All of life is snatched from death. Our responsibility is to fully taste it. I believe that we each live many lifetimes, that none of us is a stranger to the other. I believe that temporal time, as we perceive it, is an illusion. And so the part of me that is not the grieving mother knows deeply in her heart that the duration of this lifetime of Jack’s is not what really matters. And that any attempt to cling to it only ends in despair.
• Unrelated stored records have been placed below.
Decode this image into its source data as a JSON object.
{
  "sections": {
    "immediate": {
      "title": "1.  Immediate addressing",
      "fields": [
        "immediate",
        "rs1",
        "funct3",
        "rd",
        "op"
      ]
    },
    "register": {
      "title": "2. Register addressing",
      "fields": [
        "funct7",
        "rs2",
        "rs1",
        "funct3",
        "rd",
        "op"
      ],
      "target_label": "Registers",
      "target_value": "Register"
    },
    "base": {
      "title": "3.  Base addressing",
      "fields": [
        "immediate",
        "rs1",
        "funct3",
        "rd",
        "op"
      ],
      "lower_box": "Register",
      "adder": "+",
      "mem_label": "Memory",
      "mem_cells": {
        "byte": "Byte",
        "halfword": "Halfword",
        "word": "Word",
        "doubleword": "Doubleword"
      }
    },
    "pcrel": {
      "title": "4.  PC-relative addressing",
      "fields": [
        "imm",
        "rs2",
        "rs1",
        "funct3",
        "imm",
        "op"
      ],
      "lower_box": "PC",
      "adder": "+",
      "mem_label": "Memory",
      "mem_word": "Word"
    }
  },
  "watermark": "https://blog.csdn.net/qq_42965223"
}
  It was impossible, with all the death I had witnessed, not to think about how I was eventually going to die. Was I going to cling to life in desperation? Would death happen suddenly, as for my grandfather? Would it drag out, with me helpless at the epicenter, like Lily Dunhill? Or would I accept it with equanimity like Leonard Sullivan? Sullivan, a patient I took care of for almost three years, loved the sea, loved to sail his little catboat on Long Island Sound. “I must go down to the seas again” is the beginning of “Sea Fever,” a poem his son, a college professor, told me he recited countless times, sometimes to express his sense of awe about the sea and sailing ships, sometimes to express his frustration that he was living in a home in suburbia rather than leading the sailor’s “vagrant gypsy life.” When he entered the terminal phase of his disease, his wife insisted on the most aggressive treatment possible, but Sullivan rejected it. After he died, his son wrote this letter:

  Near the end of his life, when he was no longer responsive, when the “death rattle” began in his breathing, I read “Sea Fever” to him. As soon as I started reading the poem he rose up in bed and started turning his head from side to side and up and down. What I witnessed I will never forget. We had been talking to him for the last several hours but he seemed not to hear us. But I know he heard that poem, something familiar, something from his past, something etched in his memory and dear to his heart. What I believe, what I want to believe and yet, what I do believe, is that hearing this poem took away my father’s fear of death, and that this is the reason why, just five minutes after reading him the poem, he passed away. And what I want to believe is that he passed away, beyond the horizon, on a tall sailing ship, listening to the song of the wind, the seagulls crying, amused by a merry yarn from a laughing fellow rover, feeling the kick of the wheel and the shaking of the sails, living at last that vagrant gypsy life for which he longed so intensely his entire life, and finding, at the end of life’s long trick, a quiet sleep and a sweet dream.